The World Economic Forum defines the gender gap as “the difference between women and men as reflected in social, political, intellectual, cultural, or economic attainments or attitudes”[1]. In everyday life, the gender gap is often discussed in terms of a difference in pay. You may have heard the statistic “72 cents to a dollar” to describe how much the average woman is paid compared to a man for the same work[2]. Another place the gender gap is visible is academia.
While gender bias is present in a number of ways in academic settings, one specific way this manifests is as a gender gap in published research articles. For students pursuing secondary education in masters or PhD programs, the phrase “publish or perish” is often tossed around the labs of many research universities[3]. This refers to the pressure that young researchers feel to make a name for themselves in their field of study. Publications hold weight, status, and value—especially if you can land a publication in a high-impact journal. And if you can’t publish?
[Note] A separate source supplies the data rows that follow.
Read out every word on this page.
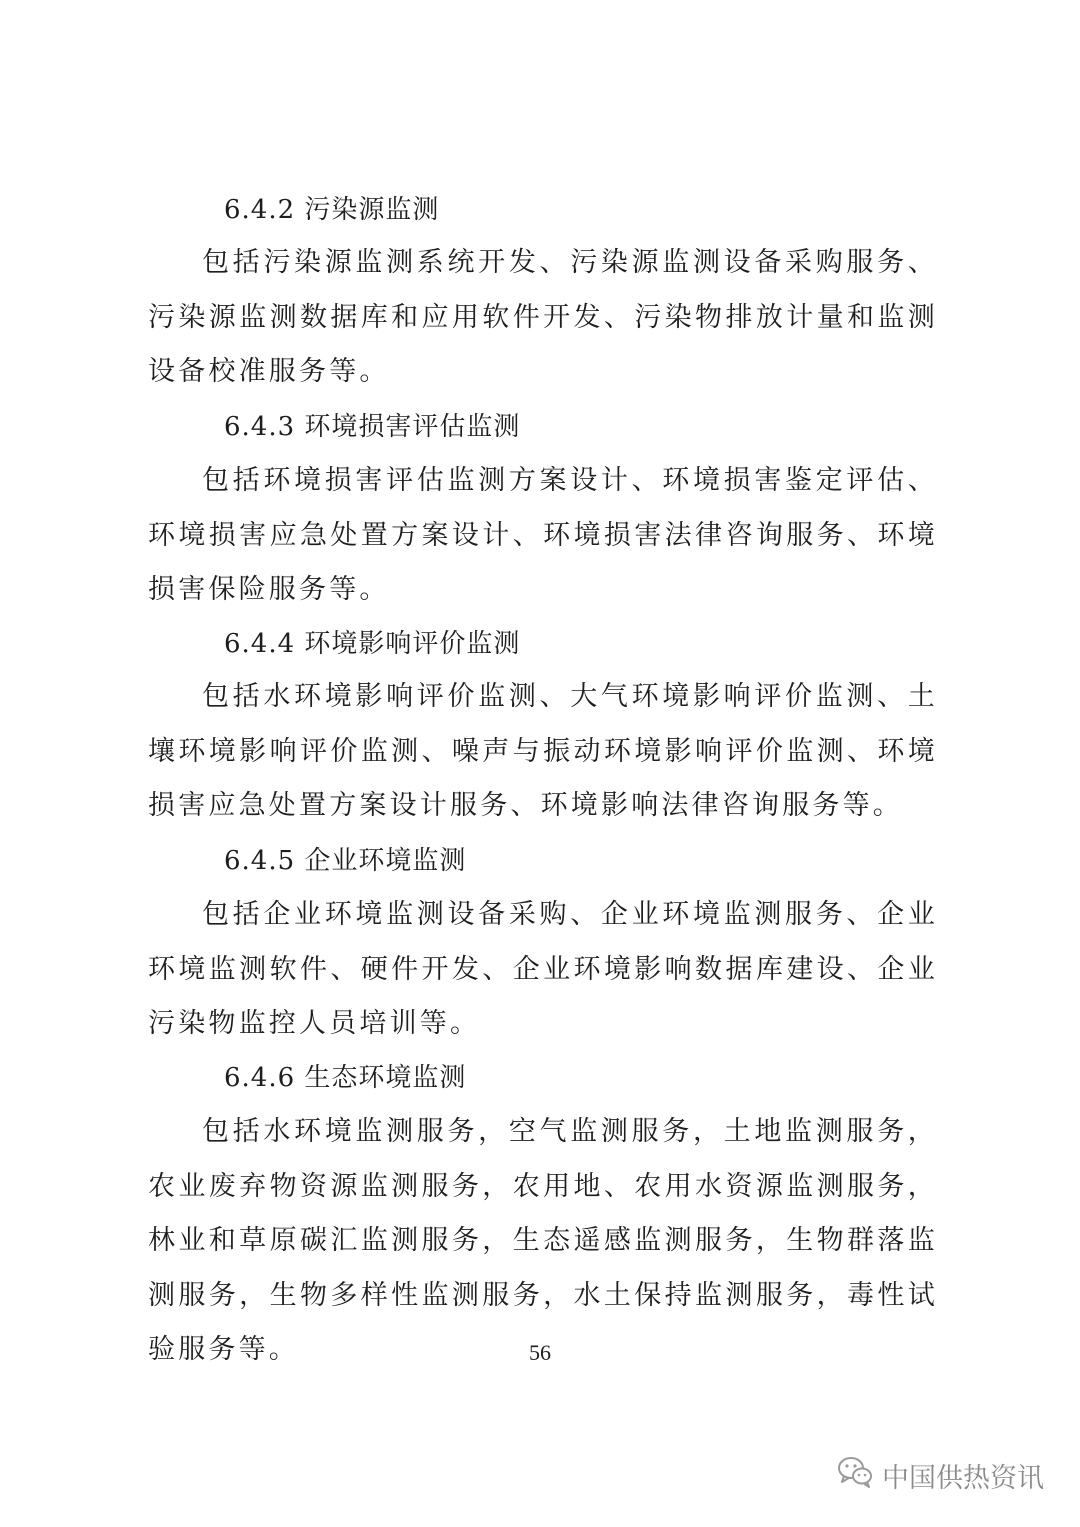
6.4.2 污染源监测
包括污染源监测系统开发、污染源监测设备采购服务、污染源监测数据库和应用软件开发、污染物排放计量和监测设备校准服务等。
6.4.3 环境损害评估监测
包括环境损害评估监测方案设计、环境损害鉴定评估、环境损害应急处置方案设计、环境损害法律咨询服务、环境损害保险服务等。
6.4.4 环境影响评价监测
包括水环境影响评价监测、大气环境影响评价监测、土壤环境影响评价监测、噪声与振动环境影响评价监测、环境损害应急处置方案设计服务、环境影响法律咨询服务等。
6.4.5 企业环境监测
包括企业环境监测设备采购、企业环境监测服务、企业环境监测软件、硬件开发、企业环境影响数据库建设、企业污染物监控人员培训等。
6.4.6 生态环境监测
包括水环境监测服务，空气监测服务，土地监测服务，农业废弃物资源监测服务，农用地、农用水资源监测服务，林业和草原碳汇监测服务，生态遥感监测服务，生物群落监测服务，生物多样性监测服务，水土保持监测服务，毒性试验服务等。	56
中国供热资讯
Then suddenly your job prospects suddenly aren’t looking as good.
In 2020, the publisher Elsevier conducted a global analysis of persistent gender bias in research publications. It was centered in the European union and 15 additional countries across 26 fields of study[4]. To further investigate the relationship between gender and academic publishing, I used this data to create an infographic displaying key trends in gender bias across time, space, and discipline.
Specifically, I wanted to answer the questions:
Is there a gender gap in academic publishing and if so, what does it look like?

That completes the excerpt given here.